I have been working with scipy least_squares and working to be able to produce the different outputs by hand. When I get to the jacobian matrix, I am able to produce it by hand, but the values I get are positive while the matrix produced by python contains negative values. Otherwise, the values are an exact match. Does anyone know what causes this?
import numpy as np
from scipy.optimize import least_squares
import pandas as pd
from sympy import Matrix, pprint
import matplotlib.pyplot as plt
# Define your model function
def model_func(x, params):
return params[0] * x ** 2 + params[1] * x + params[2]

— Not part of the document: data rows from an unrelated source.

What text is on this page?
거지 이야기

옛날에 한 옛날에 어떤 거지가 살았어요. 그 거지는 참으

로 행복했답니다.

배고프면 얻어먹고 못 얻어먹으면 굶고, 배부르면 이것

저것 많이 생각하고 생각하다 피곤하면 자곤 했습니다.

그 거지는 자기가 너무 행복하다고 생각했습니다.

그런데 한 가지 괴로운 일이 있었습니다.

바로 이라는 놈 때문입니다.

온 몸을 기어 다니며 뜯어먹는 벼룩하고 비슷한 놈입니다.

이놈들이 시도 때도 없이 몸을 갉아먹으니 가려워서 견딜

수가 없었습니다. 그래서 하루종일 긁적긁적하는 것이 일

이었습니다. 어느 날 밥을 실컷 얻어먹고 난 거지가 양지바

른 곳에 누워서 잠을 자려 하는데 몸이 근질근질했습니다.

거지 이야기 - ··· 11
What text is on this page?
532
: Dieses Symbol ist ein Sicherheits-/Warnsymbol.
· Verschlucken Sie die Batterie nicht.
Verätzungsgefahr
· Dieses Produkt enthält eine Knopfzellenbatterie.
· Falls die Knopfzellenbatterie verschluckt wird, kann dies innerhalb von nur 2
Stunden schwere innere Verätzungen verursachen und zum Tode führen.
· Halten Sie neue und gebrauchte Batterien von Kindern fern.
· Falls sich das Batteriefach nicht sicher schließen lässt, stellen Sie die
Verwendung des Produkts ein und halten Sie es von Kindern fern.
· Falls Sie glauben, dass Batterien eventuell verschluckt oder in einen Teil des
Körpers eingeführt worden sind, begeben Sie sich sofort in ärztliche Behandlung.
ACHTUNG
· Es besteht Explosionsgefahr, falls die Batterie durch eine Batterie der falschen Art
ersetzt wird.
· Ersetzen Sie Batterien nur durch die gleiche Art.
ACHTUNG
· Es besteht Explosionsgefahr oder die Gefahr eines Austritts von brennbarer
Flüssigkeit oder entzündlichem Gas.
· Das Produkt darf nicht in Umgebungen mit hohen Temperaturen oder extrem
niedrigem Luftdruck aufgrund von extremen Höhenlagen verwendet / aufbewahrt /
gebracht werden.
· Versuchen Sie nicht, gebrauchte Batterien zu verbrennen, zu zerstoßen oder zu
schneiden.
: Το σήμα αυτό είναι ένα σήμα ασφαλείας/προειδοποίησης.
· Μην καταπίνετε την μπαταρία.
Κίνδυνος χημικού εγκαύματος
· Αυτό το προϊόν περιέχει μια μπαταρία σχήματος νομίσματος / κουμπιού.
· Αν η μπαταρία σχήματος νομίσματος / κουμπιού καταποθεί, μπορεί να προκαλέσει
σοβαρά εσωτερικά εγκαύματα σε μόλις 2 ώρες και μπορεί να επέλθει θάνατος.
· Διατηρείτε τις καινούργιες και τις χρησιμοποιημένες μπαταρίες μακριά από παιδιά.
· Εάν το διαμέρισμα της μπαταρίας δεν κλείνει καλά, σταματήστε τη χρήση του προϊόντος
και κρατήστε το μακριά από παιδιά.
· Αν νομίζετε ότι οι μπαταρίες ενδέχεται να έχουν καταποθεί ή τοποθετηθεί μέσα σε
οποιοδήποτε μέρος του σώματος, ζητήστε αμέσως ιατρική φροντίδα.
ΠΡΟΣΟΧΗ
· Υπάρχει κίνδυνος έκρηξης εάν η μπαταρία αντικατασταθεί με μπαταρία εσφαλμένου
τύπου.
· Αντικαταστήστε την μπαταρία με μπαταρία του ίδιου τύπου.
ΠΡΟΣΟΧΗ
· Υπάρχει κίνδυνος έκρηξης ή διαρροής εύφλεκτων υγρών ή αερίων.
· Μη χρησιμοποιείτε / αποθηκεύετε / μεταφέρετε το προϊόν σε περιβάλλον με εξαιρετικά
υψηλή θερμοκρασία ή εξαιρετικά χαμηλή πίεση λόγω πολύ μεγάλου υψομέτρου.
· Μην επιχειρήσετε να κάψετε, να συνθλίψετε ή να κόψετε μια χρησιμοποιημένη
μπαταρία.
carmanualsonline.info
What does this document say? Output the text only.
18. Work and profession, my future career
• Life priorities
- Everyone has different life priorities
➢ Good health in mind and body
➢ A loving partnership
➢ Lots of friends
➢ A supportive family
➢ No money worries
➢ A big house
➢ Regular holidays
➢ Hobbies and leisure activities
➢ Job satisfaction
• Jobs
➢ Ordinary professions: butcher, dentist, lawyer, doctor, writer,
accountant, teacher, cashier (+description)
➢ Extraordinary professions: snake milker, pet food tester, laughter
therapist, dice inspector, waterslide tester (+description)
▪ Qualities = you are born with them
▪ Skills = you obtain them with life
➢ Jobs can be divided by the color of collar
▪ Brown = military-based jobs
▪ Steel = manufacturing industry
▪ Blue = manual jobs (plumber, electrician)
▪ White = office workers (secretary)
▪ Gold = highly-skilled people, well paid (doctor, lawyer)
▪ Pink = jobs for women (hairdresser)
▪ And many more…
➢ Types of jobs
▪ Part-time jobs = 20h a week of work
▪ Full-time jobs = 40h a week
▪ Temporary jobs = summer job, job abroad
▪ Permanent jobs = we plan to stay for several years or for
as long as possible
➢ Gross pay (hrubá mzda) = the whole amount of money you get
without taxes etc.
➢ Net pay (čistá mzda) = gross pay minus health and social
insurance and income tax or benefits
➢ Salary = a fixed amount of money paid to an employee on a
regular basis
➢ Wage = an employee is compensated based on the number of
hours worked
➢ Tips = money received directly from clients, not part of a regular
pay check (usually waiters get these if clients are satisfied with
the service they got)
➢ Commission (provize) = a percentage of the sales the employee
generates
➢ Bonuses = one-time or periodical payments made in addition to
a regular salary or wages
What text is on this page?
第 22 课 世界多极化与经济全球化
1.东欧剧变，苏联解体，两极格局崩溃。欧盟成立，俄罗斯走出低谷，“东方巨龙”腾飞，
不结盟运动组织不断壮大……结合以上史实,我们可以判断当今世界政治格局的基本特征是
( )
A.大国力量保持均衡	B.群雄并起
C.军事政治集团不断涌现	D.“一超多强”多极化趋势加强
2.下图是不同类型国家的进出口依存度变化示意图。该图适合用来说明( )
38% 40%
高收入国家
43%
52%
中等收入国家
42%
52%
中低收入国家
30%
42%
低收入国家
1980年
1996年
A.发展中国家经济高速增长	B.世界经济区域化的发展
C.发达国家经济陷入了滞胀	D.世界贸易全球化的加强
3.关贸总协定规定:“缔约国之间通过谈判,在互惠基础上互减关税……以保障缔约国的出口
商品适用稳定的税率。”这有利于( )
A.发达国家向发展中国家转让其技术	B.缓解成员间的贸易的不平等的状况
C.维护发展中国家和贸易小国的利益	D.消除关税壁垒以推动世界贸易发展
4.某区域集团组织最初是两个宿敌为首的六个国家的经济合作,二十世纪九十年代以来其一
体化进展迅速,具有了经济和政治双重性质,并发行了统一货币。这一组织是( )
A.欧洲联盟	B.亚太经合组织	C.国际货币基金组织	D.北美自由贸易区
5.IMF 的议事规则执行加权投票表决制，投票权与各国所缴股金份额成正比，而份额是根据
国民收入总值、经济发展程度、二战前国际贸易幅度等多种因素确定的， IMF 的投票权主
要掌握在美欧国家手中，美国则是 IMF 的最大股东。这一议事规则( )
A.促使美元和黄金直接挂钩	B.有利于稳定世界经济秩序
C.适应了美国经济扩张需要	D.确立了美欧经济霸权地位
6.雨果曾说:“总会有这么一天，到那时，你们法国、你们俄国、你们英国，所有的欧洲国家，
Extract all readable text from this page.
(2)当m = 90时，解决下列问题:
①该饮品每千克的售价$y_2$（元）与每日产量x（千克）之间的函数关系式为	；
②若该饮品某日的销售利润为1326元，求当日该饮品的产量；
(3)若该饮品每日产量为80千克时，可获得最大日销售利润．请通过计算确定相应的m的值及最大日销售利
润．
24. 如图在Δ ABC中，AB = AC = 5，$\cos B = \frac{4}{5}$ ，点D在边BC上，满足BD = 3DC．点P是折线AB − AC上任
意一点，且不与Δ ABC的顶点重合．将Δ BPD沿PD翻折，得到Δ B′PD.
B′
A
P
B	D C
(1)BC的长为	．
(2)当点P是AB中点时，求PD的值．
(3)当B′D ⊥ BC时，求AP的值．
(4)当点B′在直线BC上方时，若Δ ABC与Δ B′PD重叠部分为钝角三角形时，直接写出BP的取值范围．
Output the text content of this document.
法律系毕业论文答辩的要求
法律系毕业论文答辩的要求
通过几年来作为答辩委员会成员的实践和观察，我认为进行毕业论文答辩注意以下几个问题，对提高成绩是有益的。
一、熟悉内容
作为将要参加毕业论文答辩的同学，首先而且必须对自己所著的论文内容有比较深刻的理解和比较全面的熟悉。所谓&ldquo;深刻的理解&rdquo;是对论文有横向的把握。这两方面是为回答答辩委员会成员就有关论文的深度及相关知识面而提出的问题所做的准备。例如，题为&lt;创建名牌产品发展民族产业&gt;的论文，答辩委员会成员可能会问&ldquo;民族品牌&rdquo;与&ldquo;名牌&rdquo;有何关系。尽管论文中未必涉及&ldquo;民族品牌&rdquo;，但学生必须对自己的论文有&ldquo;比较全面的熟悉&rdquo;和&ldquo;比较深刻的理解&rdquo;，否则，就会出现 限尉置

# Define the function to compute the residuals
def residuals(params, x_data, y_data):
return y_data - model_func(x_data, params)
# Sample data
x_data = np.array([1, 2, 3, 4, 5])
y_data = np.array([2, 4, 9, 16, 25])
# Initial guess for parameters
initial_params = [1, 1, 1]
# Perform the least squares optimization
result = least_squares(residuals, initial_params, args=(x_data, y_data))
# Results
x = result.x # Optimized parameters
resnorm = result.cost # Sum of residuals squared
residual = result.fun # Array of residuals
exitflag = result.status # Status of the solver
output = result.message # Description of the cause of the termination
jacobian = result.jac # Jacobian matrix at the solution
print("Optimized parameters:", x)
print("Residual norm:", resnorm)
print("Residuals:", residual)
print("Exit flag:", exitflag)
print("Output message:", output)
print("Jacobian:", jacobian)
When I compute it by hand I get:
I have looked everywhere it feels like to try and understand why this is the case, anyone have any ideas?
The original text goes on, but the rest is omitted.